Significantly, India's power demand has risen to 1905. Industrial sector has a share of more than 40 per cent in the total electricity consumption in India. Future investment will benefit from strong demand fundamentals, policy support and increasing government focus on infrastructure.

The power ministry had earlier sought CERC to initiate the process of coupling multiple power exchanges, a mechanism which seeks to ensure uniformity in price discovery of energy at trading platforms. From the HPX’ perspective, the CERC nod has ensured successful delivery of two new products for the power market within a short span of one year after having started its business operations last July. Till date these high-price generators had just one option to sell power-participation in the HP-DAM segment. With these new segments the generators can plan their power sale to interested buyers for up to 90 days, giving HP-generators sufficient clarity to work out their fuel procurement and logistics. This will ensure a level playing field across market segments and gives more choice to the consumers and promotes competition.

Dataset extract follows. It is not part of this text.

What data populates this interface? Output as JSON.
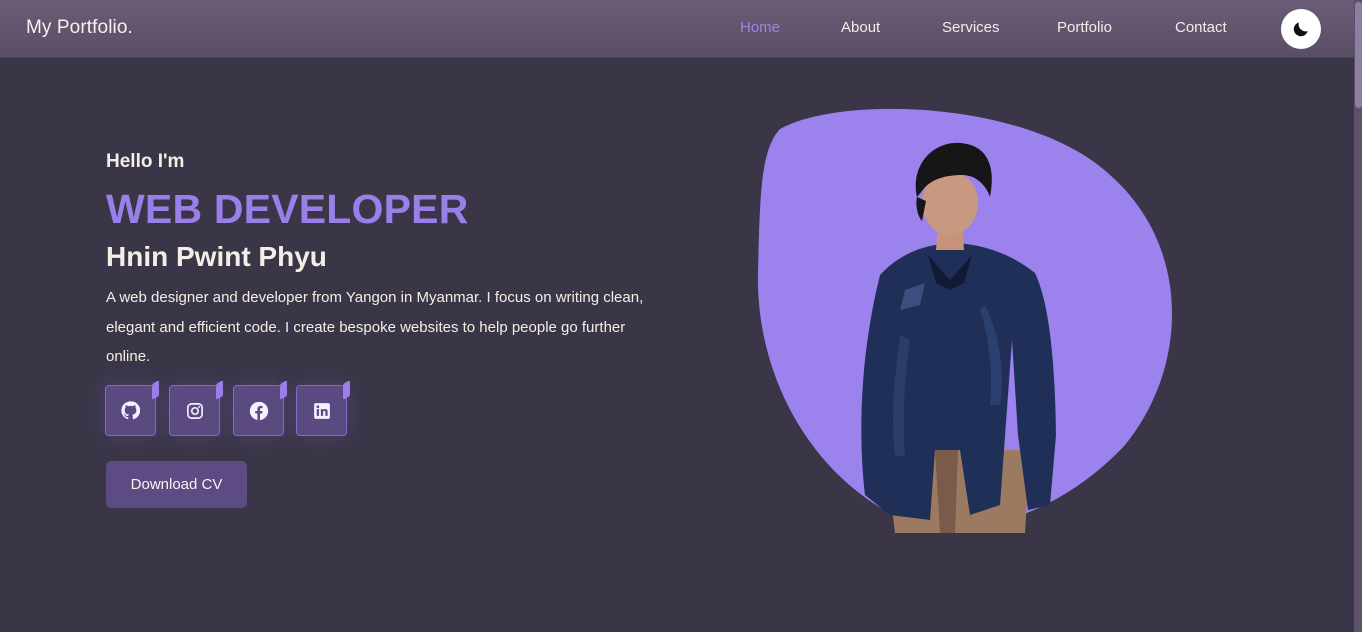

It is important to note that power trading is in a transition phase in India and the energy mix is changing in a big way. Transmission infrastructure has improved a lot in the last 3-4 years. There are also challenges attached to the power sector like inefficiencies in the distribution value chain with accumulation of large dues from discoms. Sector analysts opine that more renewable energy (RE) integration will the pave the way for a robust RE market availability implying better integration and fuelling RE power into the grid. The need of the hour is to introduce new initiatives like market-based ancillary services besides working towards having bilateral contracts in power exchanges and initiatives for renewable power to be traded through an efficient market.